É como se estivéssemos numa escola, e a atitude de Jesus, em todo esse capítulo 18 é a postura do professor que está fazendo uma revisão da matéria para preparar os alunos para a prova. Mostra a importância dos pequenos (Mt 18 1-11); mostra como é importante resgatar os que estão pedidos (Mt 18, 12-14) e a importância do perdão (Mt 18 21-35). E a perícope que a liturgia nos propõe hoje (Mt 18,15-20) trata da postura em relação àquela pessoa que, na comunidade está agindo de forma desarmoniosa.
A pessoa ou o grupo que está em desarmonia com a comunidade deve ser “chamado a atenção” ou “corrigido” (Mt 18,15). Por quê? Porque essa situação de desarmonia quebra o clima de Igreja. Quebra a ligação com o céu. Por isso primeiro uma pessoa, depois duas ou três, e depois a própria comunidade deve ser convocada para reconduzir não só o que está fora dos trilhos, mas para que todos se reconduzam à harmonia.
Deve-se notar, também, que há uma espécie de paralelo entre a proposta dos versículos: a situação de desarmonia que está no versículo 15 tem seu paralelo no versículo 18 com a possibilidade de ligar ou desligar ao céu, restaurando a harmonia. O versículo 16, mencionando os dois desarmoniosos, deve ser lido em paralelo ao versículo 19 onde aparecem os dois em harmonia. E o versículo 17, com o julgamento da Igreja, deve ser lido em relação ao versículo 20 no qual aparece o resultado da harmonia que possibilita a presença de Deus. A harmonia entre as pessoa é um clima de Igreja e nesse ambiente eclesial Deus se faz presente. Havendo harmonia, entre dois ou três, manifesta-se a presença de Deus.
Essa mesma preocupação com a harmonia, ensinada por Jesus, já havia sido proposta por Ezequiel (33,7-9), ao dizer que o “filho do homem” (Ez 33,7) deve ser vigia e porta-voz de Deus. Afirma o profeta que o “filho do homem” recebe a função de alertar o ímpio a fim de que se converta e não morra.
Os alertas, o convite à harmonia, é a proposta dos mandamentos.
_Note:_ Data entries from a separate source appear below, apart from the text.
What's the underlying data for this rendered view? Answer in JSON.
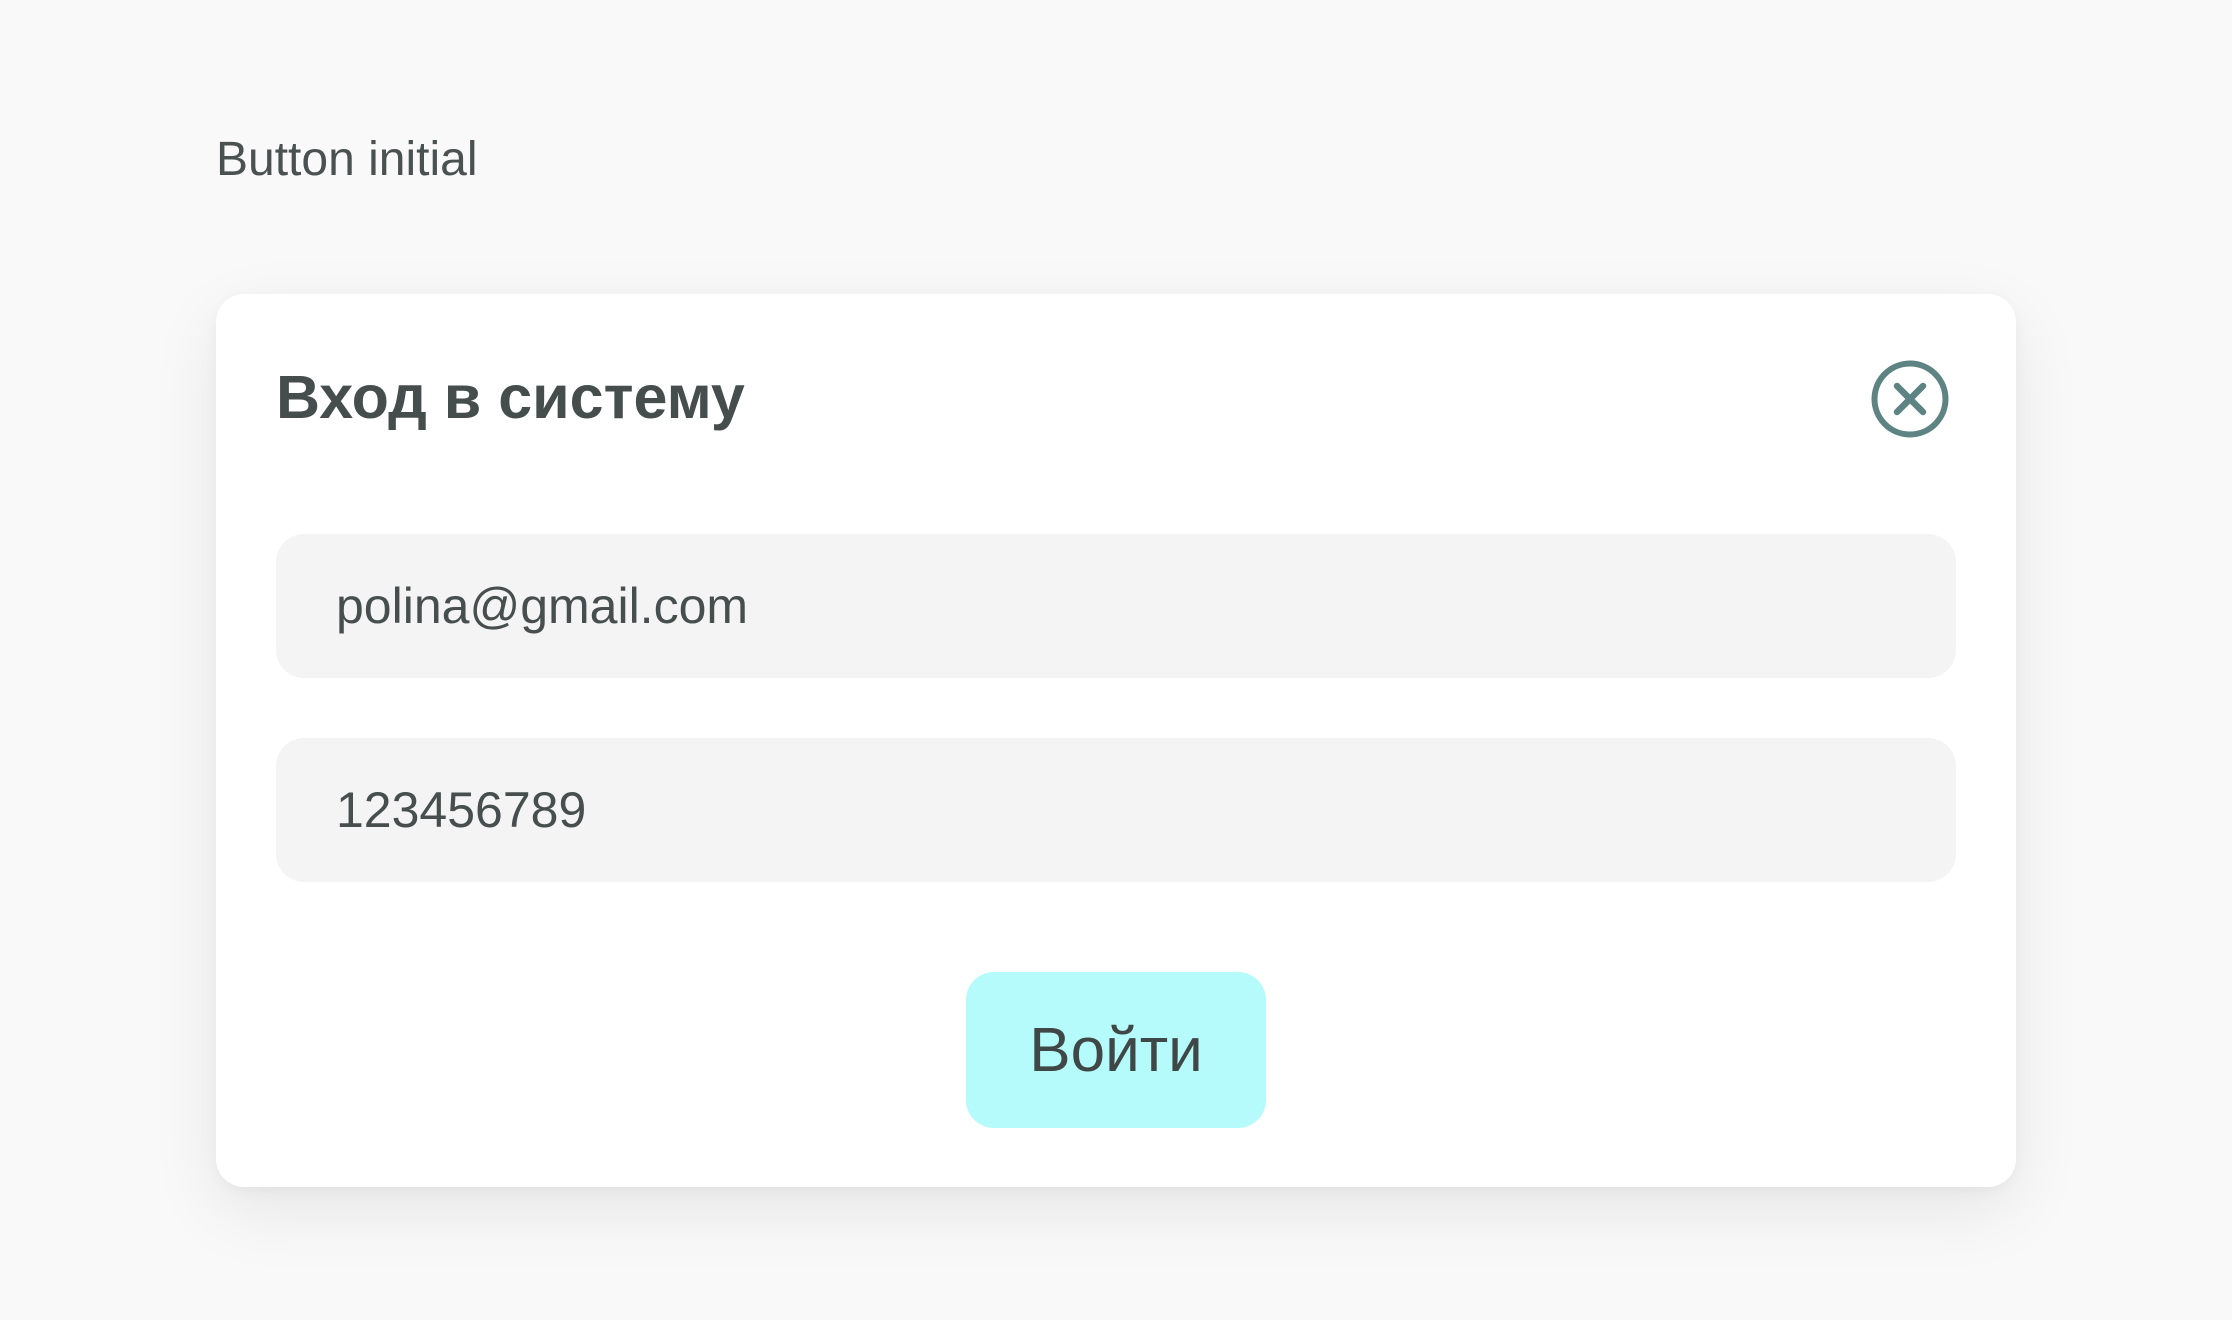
{
  "page": {
    "state_label": "Button initial"
  },
  "modal": {
    "title": "Вход в систему",
    "close_icon": "close-circle-icon",
    "email_value": "polina@gmail.com",
    "password_value": "123456789",
    "submit_label": "Войти"
  },
  "colors": {
    "background": "#f9f9f9",
    "card": "#ffffff",
    "input_background": "#f4f4f4",
    "button_background": "#b5fbfb",
    "close_icon": "#5e8383",
    "text": "#454d4d"
  }
}
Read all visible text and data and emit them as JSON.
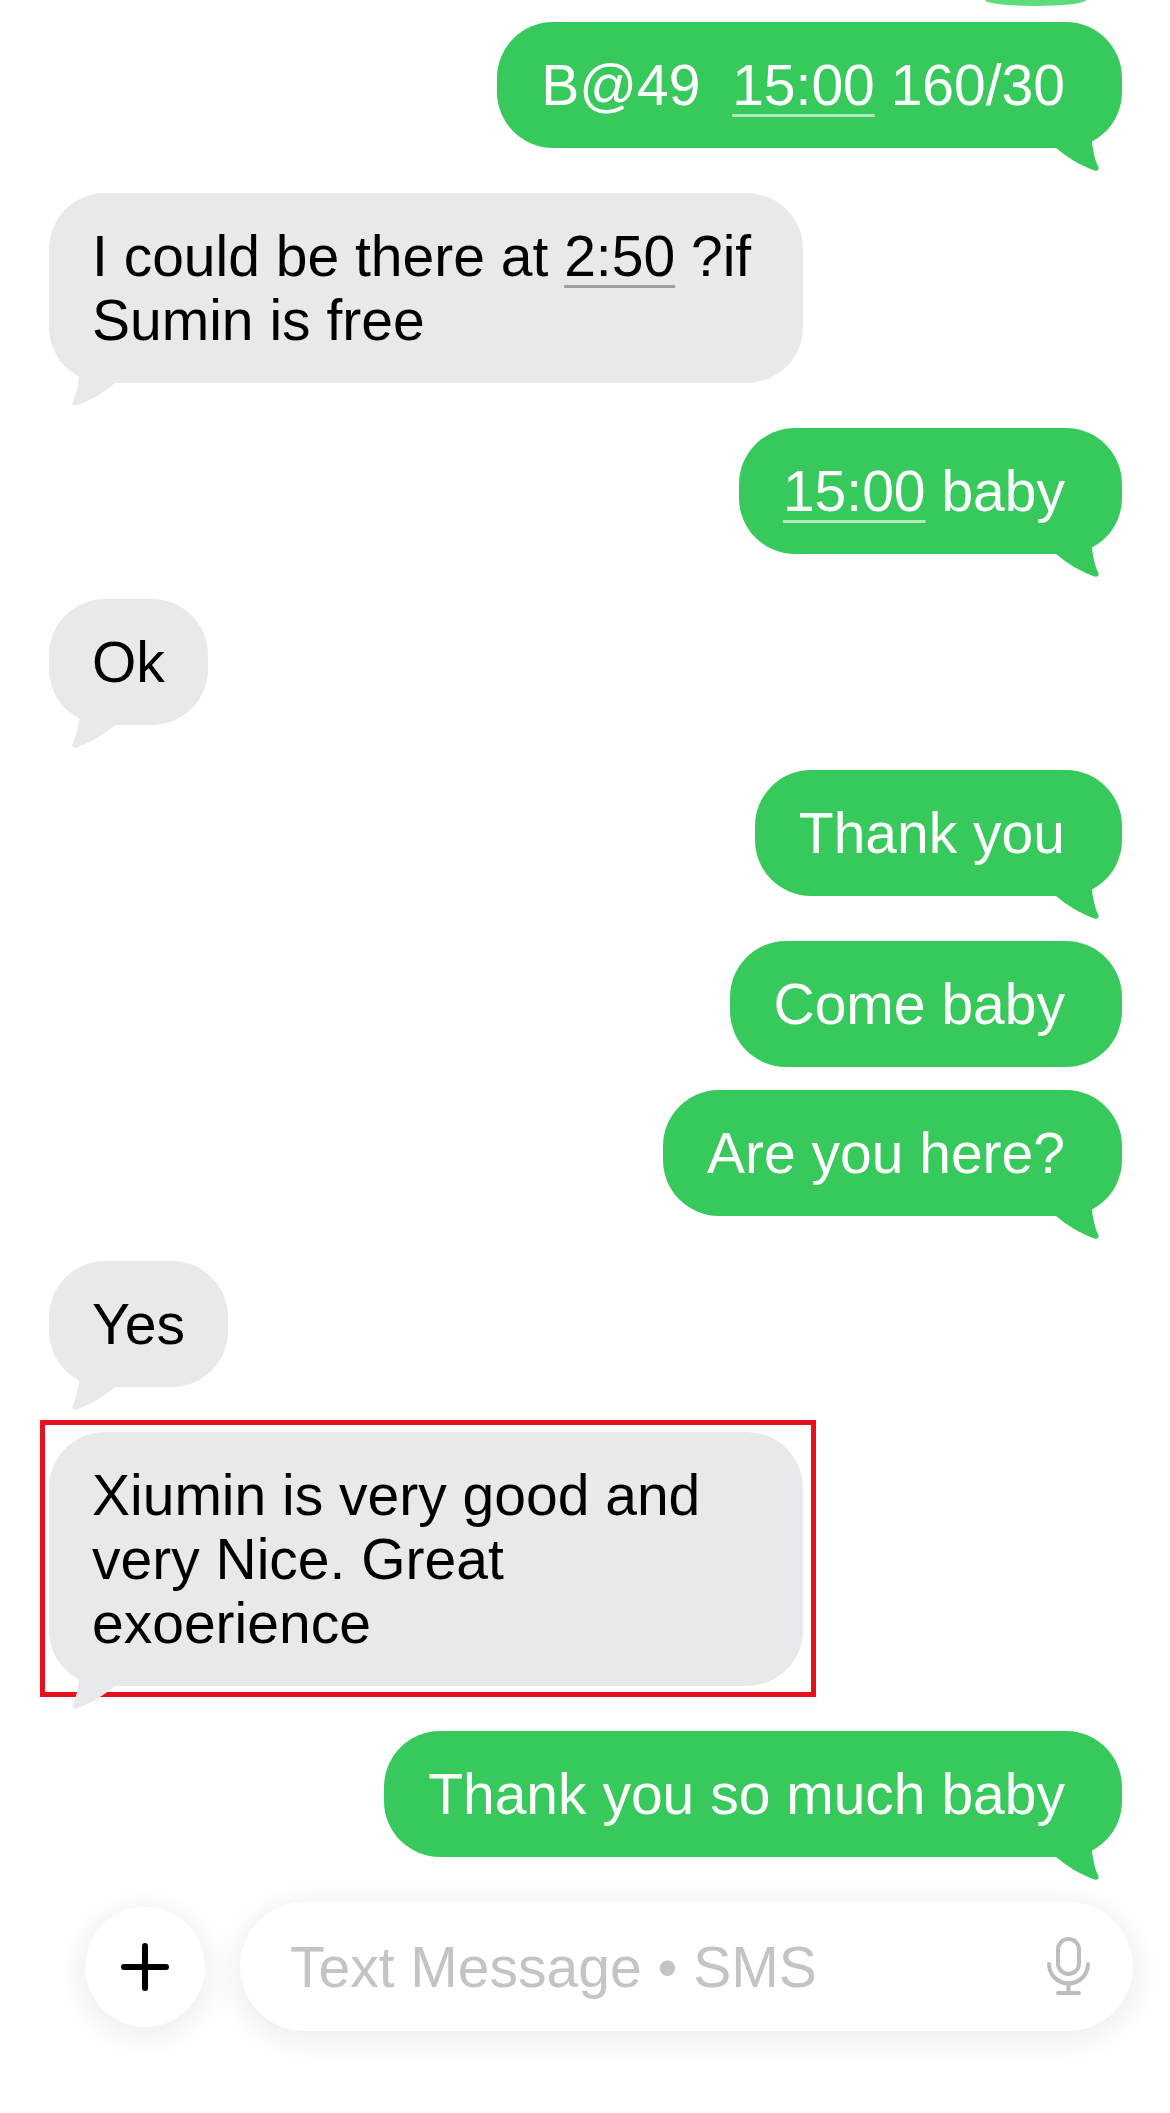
{
  "messages": [
    {
      "outgoing": true,
      "tail": true,
      "highlighted": false,
      "parts": [
        {
          "kind": "text",
          "text": "B@49  "
        },
        {
          "kind": "link",
          "text": "15:00"
        },
        {
          "kind": "text",
          "text": " 160/30"
        }
      ]
    },
    {
      "outgoing": false,
      "tail": true,
      "highlighted": false,
      "parts": [
        {
          "kind": "text",
          "text": "I could be there at "
        },
        {
          "kind": "link",
          "text": "2:50"
        },
        {
          "kind": "text",
          "text": " ?if Sumin is free"
        }
      ]
    },
    {
      "outgoing": true,
      "tail": true,
      "highlighted": false,
      "parts": [
        {
          "kind": "link",
          "text": "15:00"
        },
        {
          "kind": "text",
          "text": " baby"
        }
      ]
    },
    {
      "outgoing": false,
      "tail": true,
      "highlighted": false,
      "text": "Ok"
    },
    {
      "outgoing": true,
      "tail": true,
      "highlighted": false,
      "text": "Thank you"
    },
    {
      "outgoing": true,
      "tail": false,
      "highlighted": false,
      "text": "Come baby"
    },
    {
      "outgoing": true,
      "tail": true,
      "highlighted": false,
      "text": "Are you here?"
    },
    {
      "outgoing": false,
      "tail": true,
      "highlighted": false,
      "text": "Yes"
    },
    {
      "outgoing": false,
      "tail": true,
      "highlighted": true,
      "text": "Xiumin is very good and very Nice. Great exoerience"
    },
    {
      "outgoing": true,
      "tail": true,
      "highlighted": false,
      "text": "Thank you so much baby"
    }
  ],
  "composer": {
    "placeholder": "Text Message • SMS"
  }
}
Os mandamentos que deixam de ser inúmeros para serem apenas um: o amor, como ensina Paulo(Rm 13,8-10), retomando as palavras de Jesus. O amor, portanto, é a manifestação da harmonia; o amor é a advertência do profeta. Por amor é que Jesus ensina o valor daqueles que são capazes de convidar o interlocutor a retornar à harmonia: Consigo, com os outros e com o céu. E se esse interlocutor "te ouvir", diz o Senhor, (Mt 18,20) a harmonia será restituida onde há divisão.
Mas a proposta de Jesus vai além. Deseja que todos sejamos capazes não só de ouvir a proposta divina, mas principalmente que sejamos promotores da restauração dos elos partidos. E onde existem elos partidos esse é o clima e ambiente para a ação da boa palavra. E se alguém ouvir as boas palavras estará em condições de fazer com que os elos se reatem, pois, certamente, alguém "ouviu". E, então, restaura-se a harmonia; e, então, poderemos dizer, sem sombra de dúvidas, que aí está Jesus.